Clarify Documentation About Running The Benchmark #502

Open hamelsmu opened 2 months ago

hamelsmu commented 2 months ago

I had trouble following the instructions for running the benchmark

  1. Why do we have to apply the credentials one file at a time? Don't all the files get concatenated by eval_data_compilation.py?

image

  1. The TEST_CATEGORY is not the same thing between openfunctions_evaluation.py and eval_checker/eval_runner.py ? Why are the test categories different?

image

  1. Should the MODEL_NAME be the same between openfunctions_evaluation.py and eval_checker/eval_runner.py ? or is there a reason you might want them to be different?

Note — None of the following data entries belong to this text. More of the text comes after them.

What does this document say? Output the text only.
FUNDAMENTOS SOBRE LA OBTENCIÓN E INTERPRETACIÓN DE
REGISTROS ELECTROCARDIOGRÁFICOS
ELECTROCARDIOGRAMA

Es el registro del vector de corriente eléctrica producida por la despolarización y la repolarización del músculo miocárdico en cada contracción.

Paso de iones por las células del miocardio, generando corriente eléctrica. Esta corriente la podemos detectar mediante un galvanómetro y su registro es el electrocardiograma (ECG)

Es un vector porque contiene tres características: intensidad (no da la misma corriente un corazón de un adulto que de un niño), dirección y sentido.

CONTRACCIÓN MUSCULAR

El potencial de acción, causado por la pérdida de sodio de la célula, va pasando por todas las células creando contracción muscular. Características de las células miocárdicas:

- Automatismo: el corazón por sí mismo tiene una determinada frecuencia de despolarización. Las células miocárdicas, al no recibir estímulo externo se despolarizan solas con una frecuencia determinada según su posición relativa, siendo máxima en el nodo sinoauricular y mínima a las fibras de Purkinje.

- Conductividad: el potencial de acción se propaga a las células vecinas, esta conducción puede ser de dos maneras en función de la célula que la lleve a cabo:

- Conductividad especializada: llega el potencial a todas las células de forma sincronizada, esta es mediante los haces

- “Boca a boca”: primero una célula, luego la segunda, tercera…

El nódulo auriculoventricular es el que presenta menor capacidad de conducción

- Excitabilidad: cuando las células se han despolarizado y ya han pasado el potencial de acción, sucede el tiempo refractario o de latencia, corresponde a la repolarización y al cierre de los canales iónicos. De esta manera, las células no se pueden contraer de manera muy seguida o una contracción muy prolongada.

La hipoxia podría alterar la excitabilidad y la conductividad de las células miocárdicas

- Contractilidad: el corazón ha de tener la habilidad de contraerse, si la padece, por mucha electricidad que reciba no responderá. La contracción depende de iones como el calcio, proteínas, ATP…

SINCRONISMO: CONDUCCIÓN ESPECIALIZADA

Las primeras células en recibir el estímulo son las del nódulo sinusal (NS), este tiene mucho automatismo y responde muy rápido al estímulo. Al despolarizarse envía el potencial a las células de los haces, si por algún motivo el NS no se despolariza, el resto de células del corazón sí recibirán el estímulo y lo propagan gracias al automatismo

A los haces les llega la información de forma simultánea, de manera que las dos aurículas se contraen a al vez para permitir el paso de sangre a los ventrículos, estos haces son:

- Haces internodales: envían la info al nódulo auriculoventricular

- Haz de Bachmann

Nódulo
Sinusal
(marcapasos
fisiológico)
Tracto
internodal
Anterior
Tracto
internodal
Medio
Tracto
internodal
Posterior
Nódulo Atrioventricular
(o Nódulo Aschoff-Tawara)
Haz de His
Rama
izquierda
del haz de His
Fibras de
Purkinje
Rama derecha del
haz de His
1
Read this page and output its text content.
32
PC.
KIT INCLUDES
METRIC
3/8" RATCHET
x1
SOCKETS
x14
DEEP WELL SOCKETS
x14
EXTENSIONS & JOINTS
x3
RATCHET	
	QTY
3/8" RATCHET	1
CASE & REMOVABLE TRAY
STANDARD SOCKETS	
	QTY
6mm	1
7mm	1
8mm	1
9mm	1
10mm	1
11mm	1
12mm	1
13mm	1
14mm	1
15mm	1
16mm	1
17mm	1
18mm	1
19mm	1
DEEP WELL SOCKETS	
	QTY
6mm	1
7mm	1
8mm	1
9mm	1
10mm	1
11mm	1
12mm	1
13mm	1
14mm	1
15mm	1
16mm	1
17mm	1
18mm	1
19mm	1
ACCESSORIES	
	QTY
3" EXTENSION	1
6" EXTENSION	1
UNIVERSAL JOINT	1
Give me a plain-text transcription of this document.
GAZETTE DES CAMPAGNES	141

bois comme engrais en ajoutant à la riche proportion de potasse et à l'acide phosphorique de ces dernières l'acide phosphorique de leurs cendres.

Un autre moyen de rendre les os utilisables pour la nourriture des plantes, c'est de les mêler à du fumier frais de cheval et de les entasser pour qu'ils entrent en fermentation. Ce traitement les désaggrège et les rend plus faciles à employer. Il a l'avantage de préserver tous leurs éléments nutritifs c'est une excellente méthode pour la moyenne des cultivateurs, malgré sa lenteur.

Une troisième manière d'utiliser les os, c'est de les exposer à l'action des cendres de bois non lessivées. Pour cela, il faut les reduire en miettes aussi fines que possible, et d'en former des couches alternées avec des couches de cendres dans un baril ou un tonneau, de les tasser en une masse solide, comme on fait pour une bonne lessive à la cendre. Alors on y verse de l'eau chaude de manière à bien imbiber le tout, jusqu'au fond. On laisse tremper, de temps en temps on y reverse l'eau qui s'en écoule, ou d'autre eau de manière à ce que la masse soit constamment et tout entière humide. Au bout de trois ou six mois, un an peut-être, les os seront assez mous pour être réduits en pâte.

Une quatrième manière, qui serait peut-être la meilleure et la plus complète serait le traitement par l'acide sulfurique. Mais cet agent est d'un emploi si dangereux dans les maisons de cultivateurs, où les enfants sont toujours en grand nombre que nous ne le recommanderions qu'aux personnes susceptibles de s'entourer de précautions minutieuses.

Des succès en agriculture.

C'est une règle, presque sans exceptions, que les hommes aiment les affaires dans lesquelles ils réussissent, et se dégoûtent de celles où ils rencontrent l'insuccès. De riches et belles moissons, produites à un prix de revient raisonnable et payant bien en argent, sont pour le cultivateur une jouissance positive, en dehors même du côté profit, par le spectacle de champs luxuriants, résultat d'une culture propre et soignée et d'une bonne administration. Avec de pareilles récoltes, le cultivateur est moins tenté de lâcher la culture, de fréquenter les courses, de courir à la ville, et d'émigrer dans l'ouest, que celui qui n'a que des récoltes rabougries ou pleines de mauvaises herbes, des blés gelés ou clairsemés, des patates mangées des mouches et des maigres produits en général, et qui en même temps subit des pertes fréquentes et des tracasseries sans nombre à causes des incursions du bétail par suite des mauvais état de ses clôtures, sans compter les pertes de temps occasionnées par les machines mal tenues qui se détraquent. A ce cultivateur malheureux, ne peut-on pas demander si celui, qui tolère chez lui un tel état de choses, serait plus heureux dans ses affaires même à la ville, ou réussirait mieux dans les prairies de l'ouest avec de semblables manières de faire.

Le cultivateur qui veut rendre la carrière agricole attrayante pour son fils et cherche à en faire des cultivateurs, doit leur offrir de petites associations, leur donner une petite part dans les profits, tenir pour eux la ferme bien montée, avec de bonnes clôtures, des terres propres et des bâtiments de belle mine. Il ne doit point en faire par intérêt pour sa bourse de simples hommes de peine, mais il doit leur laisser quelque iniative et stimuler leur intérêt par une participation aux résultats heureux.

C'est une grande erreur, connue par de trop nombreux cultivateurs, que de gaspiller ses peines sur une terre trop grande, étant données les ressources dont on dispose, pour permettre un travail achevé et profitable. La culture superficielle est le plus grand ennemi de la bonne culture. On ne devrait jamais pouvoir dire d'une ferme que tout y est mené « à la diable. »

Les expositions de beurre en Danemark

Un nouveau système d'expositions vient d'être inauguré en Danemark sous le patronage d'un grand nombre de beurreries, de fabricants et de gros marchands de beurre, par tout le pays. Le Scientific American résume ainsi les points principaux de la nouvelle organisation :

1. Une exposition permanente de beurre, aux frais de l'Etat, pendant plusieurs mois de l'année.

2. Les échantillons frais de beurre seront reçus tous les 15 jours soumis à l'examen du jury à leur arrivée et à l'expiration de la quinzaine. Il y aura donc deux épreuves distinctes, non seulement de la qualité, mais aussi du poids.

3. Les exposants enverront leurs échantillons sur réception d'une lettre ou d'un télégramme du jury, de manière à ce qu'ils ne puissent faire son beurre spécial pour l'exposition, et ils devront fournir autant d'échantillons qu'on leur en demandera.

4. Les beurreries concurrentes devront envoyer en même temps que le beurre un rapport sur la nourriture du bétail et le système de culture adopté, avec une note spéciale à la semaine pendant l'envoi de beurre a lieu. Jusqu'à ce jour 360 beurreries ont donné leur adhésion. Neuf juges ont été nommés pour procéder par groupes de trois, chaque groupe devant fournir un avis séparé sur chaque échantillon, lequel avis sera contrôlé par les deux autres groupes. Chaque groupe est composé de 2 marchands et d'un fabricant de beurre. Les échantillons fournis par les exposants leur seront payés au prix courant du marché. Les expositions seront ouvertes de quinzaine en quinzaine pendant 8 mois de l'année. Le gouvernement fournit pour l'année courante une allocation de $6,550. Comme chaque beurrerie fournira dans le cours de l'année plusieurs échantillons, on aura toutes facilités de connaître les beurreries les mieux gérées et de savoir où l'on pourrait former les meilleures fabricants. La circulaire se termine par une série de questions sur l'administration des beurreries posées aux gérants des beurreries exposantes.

It would be helpful to more fully describe what each step is doing and why if possible. Also, another question is the OMDB API is really flaky in my experience, I intermittently get 401 errors for no reason, even on the same request (sometimes 200, sometimes 401). But I couldn't figure out how to turn test cases that involved this API off, and it caused things to fail. Perhaps by understanding what each step is meant to do in more detail it will help me run the benchmark!

cc: @HuanzhiMao

HuanzhiMao commented 1 month ago

Hi @hamelsmu,

Thank you for raising this issue. We have addressed all the concerns you mentioned. Sorry for the delay in the merging process.